Google’s Step in the Right Direction

Google has finally made a step in the right direction vis a vis its relationship with China. They announced last week (sorry for the delay in writing on it) that they would move all of their search records out of China to prevent the records from having to be turned over to the Chinese government.

The Mountain View, Calif., company has decided to store search records from the site outside of China in order to prevent that government from being able to access the data without Google’s consent, said Peter Norvig, Google’s director of research, speaking Monday at a panel discussion at Santa Clara University.

“We didn’t want to be in the position of having to hand over these kinds of records to the government,” he said.

Google retains information on the search queries performed by its users, along with the IP addresses associated with queries, to better understand how its search engine is being used, Norvig said.

It’s fortunate that Google is protecting their users’ search records in a way that Yahoo has refused to do, though the move begs a few questions about Google’s China policy and the example it is setting for other US tech companies.

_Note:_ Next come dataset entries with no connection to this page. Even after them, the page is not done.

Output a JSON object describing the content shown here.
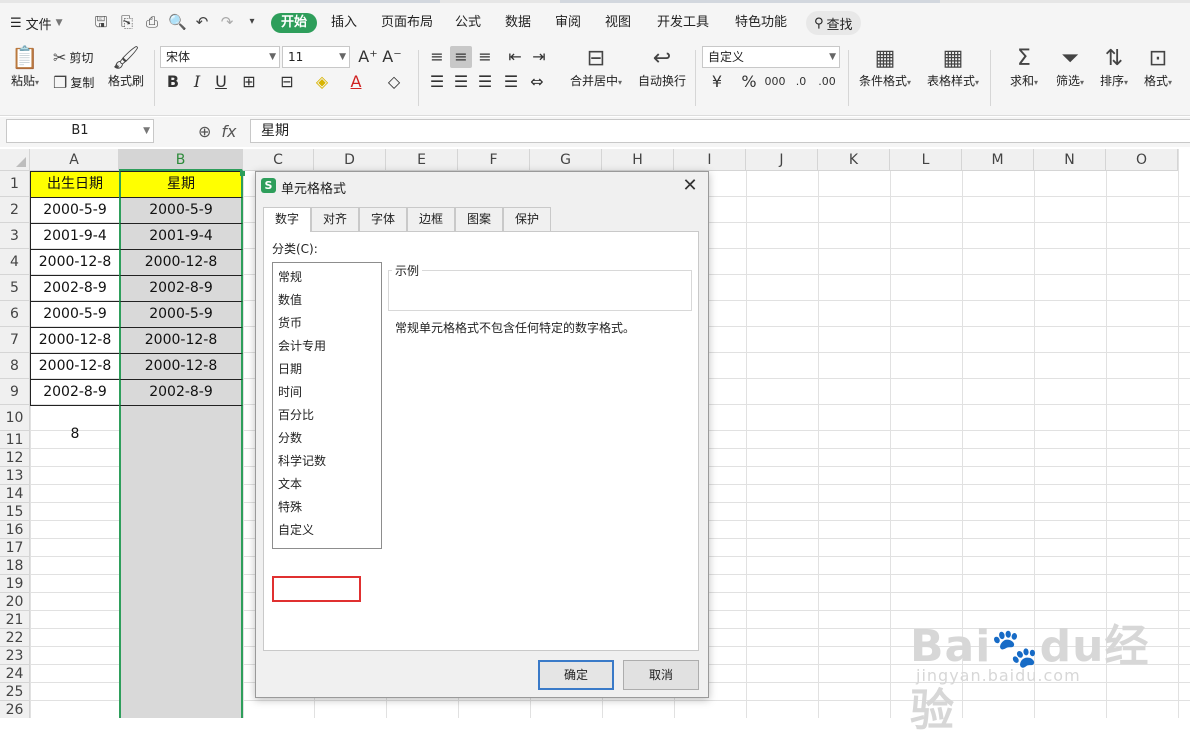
{
  "menubar": {
    "file_label": "文件",
    "tabs": [
      {
        "label": "开始",
        "active": true
      },
      {
        "label": "插入"
      },
      {
        "label": "页面布局"
      },
      {
        "label": "公式"
      },
      {
        "label": "数据"
      },
      {
        "label": "审阅"
      },
      {
        "label": "视图"
      },
      {
        "label": "开发工具"
      },
      {
        "label": "特色功能"
      }
    ],
    "search_label": "查找"
  },
  "ribbon": {
    "paste": "粘贴",
    "cut": "剪切",
    "copy": "复制",
    "format_painter": "格式刷",
    "font_name": "宋体",
    "font_size": "11",
    "merge_center": "合并居中",
    "wrap_text": "自动换行",
    "number_format": "自定义",
    "conditional_format": "条件格式",
    "table_style": "表格样式",
    "sum": "求和",
    "filter": "筛选",
    "sort": "排序",
    "format": "格式"
  },
  "formula_bar": {
    "name_box": "B1",
    "fx": "fx",
    "content": "星期"
  },
  "grid": {
    "columns": [
      "A",
      "B",
      "C",
      "D",
      "E",
      "F",
      "G",
      "H",
      "I",
      "J",
      "K",
      "L",
      "M",
      "N",
      "O"
    ],
    "rows": [
      "1",
      "2",
      "3",
      "4",
      "5",
      "6",
      "7",
      "8",
      "9",
      "10",
      "11",
      "12",
      "13",
      "14",
      "15",
      "16",
      "17",
      "18",
      "19",
      "20",
      "21",
      "22",
      "23",
      "24",
      "25",
      "26"
    ],
    "header_a": "出生日期",
    "header_b": "星期",
    "col_a": [
      "2000-5-9",
      "2001-9-4",
      "2000-12-8",
      "2002-8-9",
      "2000-5-9",
      "2000-12-8",
      "2000-12-8",
      "2002-8-9"
    ],
    "col_b": [
      "2000-5-9",
      "2001-9-4",
      "2000-12-8",
      "2002-8-9",
      "2000-5-9",
      "2000-12-8",
      "2000-12-8",
      "2002-8-9"
    ],
    "a11": "8"
  },
  "dialog": {
    "title": "单元格格式",
    "tabs": [
      "数字",
      "对齐",
      "字体",
      "边框",
      "图案",
      "保护"
    ],
    "category_label": "分类(C):",
    "categories": [
      "常规",
      "数值",
      "货币",
      "会计专用",
      "日期",
      "时间",
      "百分比",
      "分数",
      "科学记数",
      "文本",
      "特殊",
      "自定义"
    ],
    "sample_label": "示例",
    "description": "常规单元格格式不包含任何特定的数字格式。",
    "ok": "确定",
    "cancel": "取消"
  },
  "watermark": {
    "logo": "Baidu经验",
    "url": "jingyan.baidu.com"
  }
}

First, Google should have made clear from the beginning that they wouldn’t store their google.cn user records inside China. It’s laudable that are refusing to do so now and they should encourage other US internet companies to do the same.

Second, if Google is concerned about having to turn over records to the Chinese government, with the implication that this violation of user privacy will have negative implications for the victims, why would Google partner its services with the Chinese government in the first place? If China’s desire for oversite of internet search records is threatening to people looking for information inside China, why would Google only now taking the potential dangers seriously? More to the point, what exactly is Google (rightly) afraid of and why do they care? I’ll answer that question: Google is scared they will have to turn over information that is used to jail a journalist, blogger, dissident, or democracy advocate. They know that doing so is both unethical and disgraceful and want to avoid a backlash in the US for sending someone to jail for thought crimes. Again, I think it’s good that Google is finally realizing how dangerous a partner the CCP is, but it’s ever more puzzling that Google will continue to justify its partnership with China by backing away from it.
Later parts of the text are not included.